Filósofos artificiales: El rostro sintético de la filosofía (el caso Jianwei Xun)

Por: Roberto Pizarro Contreras | 20.04.2025
El “experimento” de Colamedici fue una jugada maestra, un espejo que nos devuelve nuestra propia vanidad y arrogancia: el deseo de una filosofía sin las molestias de la filosofía real, sin (auto)crítica, sin lentitud, sin cuerpo, sin conflicto, sin ver el problema –tecnológico –que denunciamos en nosotros mismos.

Recientemente un sismo intelectual remeció al mundo editorial, especialmente el de la Europa latina. El provocador ensayo Hipnocracia, aclamado, discutido y traducido a varios idiomas, era atribuido al misterioso filósofo chino Jianwei Xun. Sin embargo, se reveló que Xun jamás existió: fue el fruto de una colaboración entre el ensayista italiano Andrea Colamedici y los sistemas de inteligencia artificial (IA) Claude y ChatGPT.

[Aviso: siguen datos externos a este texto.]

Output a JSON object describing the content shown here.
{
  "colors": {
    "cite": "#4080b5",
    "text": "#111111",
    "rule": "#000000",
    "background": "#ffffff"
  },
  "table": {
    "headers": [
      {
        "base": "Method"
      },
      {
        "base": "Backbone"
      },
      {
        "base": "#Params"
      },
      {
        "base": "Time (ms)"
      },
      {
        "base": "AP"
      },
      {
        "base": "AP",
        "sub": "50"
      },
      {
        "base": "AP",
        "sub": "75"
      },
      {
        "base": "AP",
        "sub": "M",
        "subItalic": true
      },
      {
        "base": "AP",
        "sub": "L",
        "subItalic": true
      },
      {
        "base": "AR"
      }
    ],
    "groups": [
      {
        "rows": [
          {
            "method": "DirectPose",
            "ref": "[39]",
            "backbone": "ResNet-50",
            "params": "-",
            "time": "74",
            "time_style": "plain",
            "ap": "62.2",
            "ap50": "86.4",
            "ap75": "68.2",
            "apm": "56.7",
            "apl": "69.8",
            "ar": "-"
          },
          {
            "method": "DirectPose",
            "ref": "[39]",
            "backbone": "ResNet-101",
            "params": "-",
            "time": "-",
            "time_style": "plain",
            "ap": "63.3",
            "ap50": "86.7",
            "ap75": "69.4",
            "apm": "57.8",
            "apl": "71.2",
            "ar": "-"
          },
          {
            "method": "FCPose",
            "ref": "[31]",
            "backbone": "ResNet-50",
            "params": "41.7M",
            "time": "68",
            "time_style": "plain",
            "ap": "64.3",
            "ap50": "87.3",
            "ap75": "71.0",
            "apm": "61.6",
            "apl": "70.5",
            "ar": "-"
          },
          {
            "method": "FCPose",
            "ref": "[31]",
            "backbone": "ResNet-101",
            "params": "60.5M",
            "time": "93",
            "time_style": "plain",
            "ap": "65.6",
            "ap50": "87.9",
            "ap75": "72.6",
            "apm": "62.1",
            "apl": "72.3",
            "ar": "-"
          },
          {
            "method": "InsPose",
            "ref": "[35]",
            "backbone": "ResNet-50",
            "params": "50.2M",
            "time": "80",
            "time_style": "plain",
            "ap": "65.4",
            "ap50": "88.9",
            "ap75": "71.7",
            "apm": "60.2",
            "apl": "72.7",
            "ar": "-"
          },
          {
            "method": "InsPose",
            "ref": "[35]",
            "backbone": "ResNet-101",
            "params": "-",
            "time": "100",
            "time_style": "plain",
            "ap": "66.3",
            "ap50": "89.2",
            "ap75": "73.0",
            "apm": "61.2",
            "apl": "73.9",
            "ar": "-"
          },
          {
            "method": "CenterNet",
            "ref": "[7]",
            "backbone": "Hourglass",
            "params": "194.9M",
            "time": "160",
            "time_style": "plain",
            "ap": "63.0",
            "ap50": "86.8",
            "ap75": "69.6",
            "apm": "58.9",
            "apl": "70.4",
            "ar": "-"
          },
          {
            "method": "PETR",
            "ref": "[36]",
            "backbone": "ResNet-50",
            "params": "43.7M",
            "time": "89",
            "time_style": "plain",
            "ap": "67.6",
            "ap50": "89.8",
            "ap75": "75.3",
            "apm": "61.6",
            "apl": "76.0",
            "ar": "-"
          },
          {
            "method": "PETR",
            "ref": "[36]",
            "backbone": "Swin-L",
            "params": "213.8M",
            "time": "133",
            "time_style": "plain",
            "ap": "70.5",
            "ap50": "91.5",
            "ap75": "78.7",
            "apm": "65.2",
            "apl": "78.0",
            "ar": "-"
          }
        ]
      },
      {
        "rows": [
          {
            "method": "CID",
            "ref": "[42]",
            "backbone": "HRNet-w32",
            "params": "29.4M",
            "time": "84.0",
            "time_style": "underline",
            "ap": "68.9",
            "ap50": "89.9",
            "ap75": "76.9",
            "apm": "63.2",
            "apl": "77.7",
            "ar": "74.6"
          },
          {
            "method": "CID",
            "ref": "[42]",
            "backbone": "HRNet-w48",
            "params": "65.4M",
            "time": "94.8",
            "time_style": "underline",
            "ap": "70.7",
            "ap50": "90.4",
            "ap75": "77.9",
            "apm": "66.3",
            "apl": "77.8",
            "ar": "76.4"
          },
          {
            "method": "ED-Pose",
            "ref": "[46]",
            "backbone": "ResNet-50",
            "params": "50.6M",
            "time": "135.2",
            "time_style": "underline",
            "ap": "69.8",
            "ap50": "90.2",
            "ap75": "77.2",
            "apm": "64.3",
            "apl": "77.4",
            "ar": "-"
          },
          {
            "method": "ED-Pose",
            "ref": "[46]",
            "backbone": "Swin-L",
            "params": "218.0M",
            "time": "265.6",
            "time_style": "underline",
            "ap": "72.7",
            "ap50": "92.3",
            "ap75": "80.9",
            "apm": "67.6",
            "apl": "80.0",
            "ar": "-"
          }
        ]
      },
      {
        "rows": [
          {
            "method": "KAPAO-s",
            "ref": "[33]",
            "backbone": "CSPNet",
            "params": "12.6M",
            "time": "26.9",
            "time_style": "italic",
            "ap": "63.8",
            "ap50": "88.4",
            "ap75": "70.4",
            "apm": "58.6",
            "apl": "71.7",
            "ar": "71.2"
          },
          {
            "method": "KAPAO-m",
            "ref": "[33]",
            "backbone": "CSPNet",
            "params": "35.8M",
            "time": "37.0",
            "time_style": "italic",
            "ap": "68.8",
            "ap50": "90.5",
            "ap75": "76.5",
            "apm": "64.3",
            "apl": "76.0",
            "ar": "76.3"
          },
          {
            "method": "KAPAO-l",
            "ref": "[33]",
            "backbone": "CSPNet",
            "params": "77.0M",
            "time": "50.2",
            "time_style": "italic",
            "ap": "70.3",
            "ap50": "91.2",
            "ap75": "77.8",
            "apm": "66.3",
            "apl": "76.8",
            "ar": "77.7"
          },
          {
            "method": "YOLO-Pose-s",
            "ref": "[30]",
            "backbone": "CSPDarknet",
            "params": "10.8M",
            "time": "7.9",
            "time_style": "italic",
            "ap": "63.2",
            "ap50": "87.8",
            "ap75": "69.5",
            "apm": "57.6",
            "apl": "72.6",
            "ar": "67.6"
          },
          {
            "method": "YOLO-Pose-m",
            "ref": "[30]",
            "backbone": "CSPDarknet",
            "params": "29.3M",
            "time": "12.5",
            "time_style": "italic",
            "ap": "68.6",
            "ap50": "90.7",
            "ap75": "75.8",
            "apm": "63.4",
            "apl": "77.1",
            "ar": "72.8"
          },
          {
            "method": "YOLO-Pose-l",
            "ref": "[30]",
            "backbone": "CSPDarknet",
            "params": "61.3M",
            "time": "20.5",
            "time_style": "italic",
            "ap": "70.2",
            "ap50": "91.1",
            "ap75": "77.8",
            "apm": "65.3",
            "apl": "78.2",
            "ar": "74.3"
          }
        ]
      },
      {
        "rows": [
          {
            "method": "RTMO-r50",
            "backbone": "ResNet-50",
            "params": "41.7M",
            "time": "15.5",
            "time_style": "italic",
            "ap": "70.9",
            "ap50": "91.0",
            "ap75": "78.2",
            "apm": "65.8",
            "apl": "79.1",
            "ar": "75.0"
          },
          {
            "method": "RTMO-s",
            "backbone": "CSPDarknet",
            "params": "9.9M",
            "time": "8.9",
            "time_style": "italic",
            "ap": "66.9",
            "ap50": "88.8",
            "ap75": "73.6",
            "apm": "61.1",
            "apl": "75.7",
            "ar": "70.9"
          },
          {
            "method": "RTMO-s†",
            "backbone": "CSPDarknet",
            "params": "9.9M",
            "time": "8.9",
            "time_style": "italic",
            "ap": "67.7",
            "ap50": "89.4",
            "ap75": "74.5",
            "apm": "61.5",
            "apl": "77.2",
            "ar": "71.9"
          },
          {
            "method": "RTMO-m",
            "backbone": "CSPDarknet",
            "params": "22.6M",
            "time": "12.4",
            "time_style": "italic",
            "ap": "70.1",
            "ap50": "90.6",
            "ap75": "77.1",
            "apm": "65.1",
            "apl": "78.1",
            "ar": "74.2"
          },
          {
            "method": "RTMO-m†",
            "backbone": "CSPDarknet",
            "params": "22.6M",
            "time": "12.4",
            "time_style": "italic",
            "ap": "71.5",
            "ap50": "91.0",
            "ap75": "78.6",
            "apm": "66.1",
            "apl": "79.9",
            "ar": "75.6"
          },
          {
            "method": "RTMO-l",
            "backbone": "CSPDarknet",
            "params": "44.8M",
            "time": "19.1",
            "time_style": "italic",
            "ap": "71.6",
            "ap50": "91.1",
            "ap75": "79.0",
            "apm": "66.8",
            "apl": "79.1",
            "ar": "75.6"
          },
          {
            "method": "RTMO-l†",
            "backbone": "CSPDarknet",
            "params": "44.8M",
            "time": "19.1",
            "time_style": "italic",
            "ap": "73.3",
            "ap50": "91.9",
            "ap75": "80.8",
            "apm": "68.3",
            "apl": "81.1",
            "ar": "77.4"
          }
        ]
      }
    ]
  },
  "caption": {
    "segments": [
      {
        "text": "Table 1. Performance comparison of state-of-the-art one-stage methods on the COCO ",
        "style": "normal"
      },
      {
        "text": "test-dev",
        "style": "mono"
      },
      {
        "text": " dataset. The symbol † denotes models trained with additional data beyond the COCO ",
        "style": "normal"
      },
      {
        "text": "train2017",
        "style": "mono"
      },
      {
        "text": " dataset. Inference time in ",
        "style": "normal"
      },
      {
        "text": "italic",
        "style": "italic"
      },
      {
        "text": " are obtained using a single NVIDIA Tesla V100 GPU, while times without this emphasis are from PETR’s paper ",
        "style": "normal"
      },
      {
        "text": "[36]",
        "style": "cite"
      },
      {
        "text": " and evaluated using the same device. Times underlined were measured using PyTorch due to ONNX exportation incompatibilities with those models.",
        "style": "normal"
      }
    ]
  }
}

Durante semanas, el texto fue celebrado como una obra iluminadora, un análisis incisivo sobre cómo los regímenes contemporáneos nos manipulan a través del poder sugestivo (aletheico) de los algoritmos. Pero el descubrimiento del “autor fantasma” transformó lo que parecía un éxito editorial no solo en un fraude, sino ante todo en una interrogante meta- y proto-filosófica de hondo calado: ¿Qué significa, en este nuevo contexto, filosofar? ¿Qué es, en verdad, ser un filósofo?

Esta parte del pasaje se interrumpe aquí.